My first Graphic Novel Challenge book was Seth's It's A Good Life, If You Don't Weaken, and the two books couldn't be more different. Where Seth's art had simplistic lines with white, black and shades of gray, Gaiman, who didn't draw himself, had a team of artists (including Sam Kieth, Michael Dringenberg, Chris Bachalo, Colleen Doran and others), who drew with lots of hatching, cross-hatching and general scratches for detail and worked in colour. But the differences didn't just exist in art. Whereas Seth's story was realistic, slow-paced, and tame, Gaiman's was surreal, fast-paced, and often pretty horrific. The Sandman (a.k.a. Morpheus, The Lord of Dreams, and a few other names) is supposed to be the anthropomorphic personification of dreams. With a description like that, you'd be correct in assuming he's a little more cerebral than Freddy Krueger.

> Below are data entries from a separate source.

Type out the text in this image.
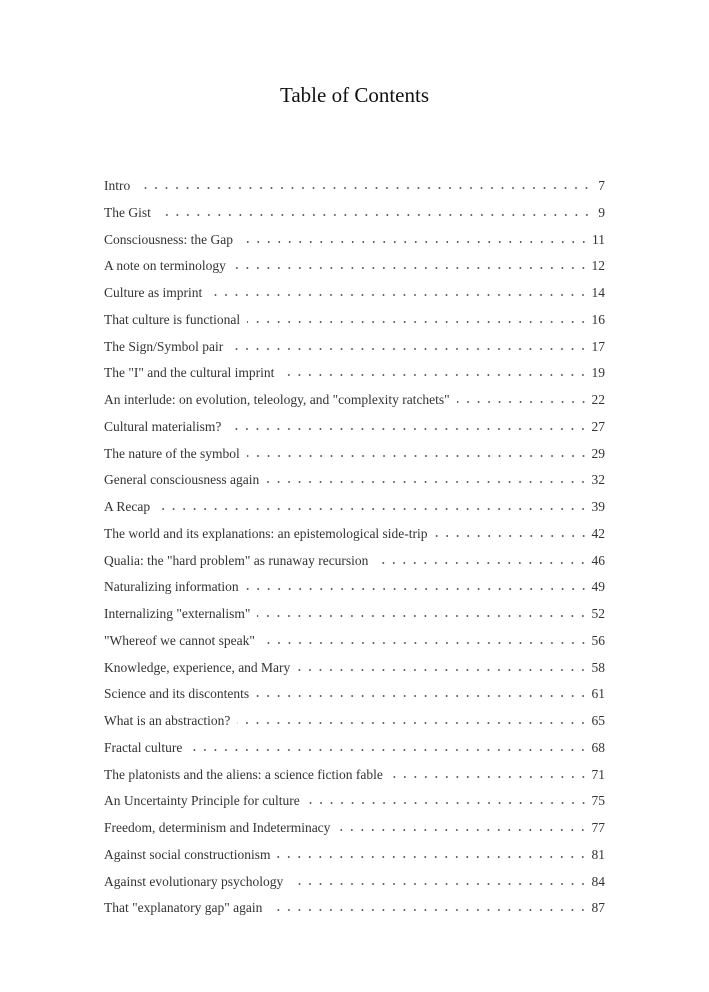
Table of Contents
Intro	7
The Gist	9
Consciousness: the Gap	11
A note on terminology	12
Culture as imprint	14
That culture is functional	16
The Sign/Symbol pair	17
The "I" and the cultural imprint	19
An interlude: on evolution, teleology, and "complexity ratchets"	22
Cultural materialism?	27
The nature of the symbol	29
General consciousness again	32
A Recap	39
The world and its explanations: an epistemological side-trip	42
Qualia: the "hard problem" as runaway recursion	46
Naturalizing information	49
Internalizing "externalism"	52
"Whereof we cannot speak"	56
Knowledge, experience, and Mary	58
Science and its discontents	61
What is an abstraction?	65
Fractal culture	68
The platonists and the aliens: a science fiction fable	71
An Uncertainty Principle for culture	75
Freedom, determinism and Indeterminacy	77
Against social constructionism	81
Against evolutionary psychology	84
That "explanatory gap" again	87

I definitely prefer Seth's book, but after a while, I also came to enjoy Gaiman's. At the beginning I was enjoying the story but was distracted and unimpressed with the artwork. It reminded me of the style of Tales From The Crypt and seemed too stereotypically comic book (which for some readers might be a good thing.) Plus, I wasn't crazy about the Sandman's look. Resembling the unholy love child of Alice Cooper and the Cure's Robert Smith couldn't possibly be a good thing, but it was made even worse when the artists couldn't decide on a consistent head size. Eventually I either got used to it or Sam Keith's departure (after the first five stories) made the subtle difference. Towards the middle I thought it came together really well. Then, at the end, I thought Gaiman was stretching for story ideas. The Sandman's siblings started to get bigger roles, there was a whole story devoted to cats (apparently a popular issue with the fans), and while I enjoy Shakespeare, and although it's the one Gaiman won a World Fantasy Award for, I really didn't like the 19th Sandman story, "A Midsummer Night's Dream." It seemed silly and felt out of place with the rest of the collection, hardly having anything to do with dreams. I hope those last few stories are not representative of the later volumes because I'd still like to continue on with the series.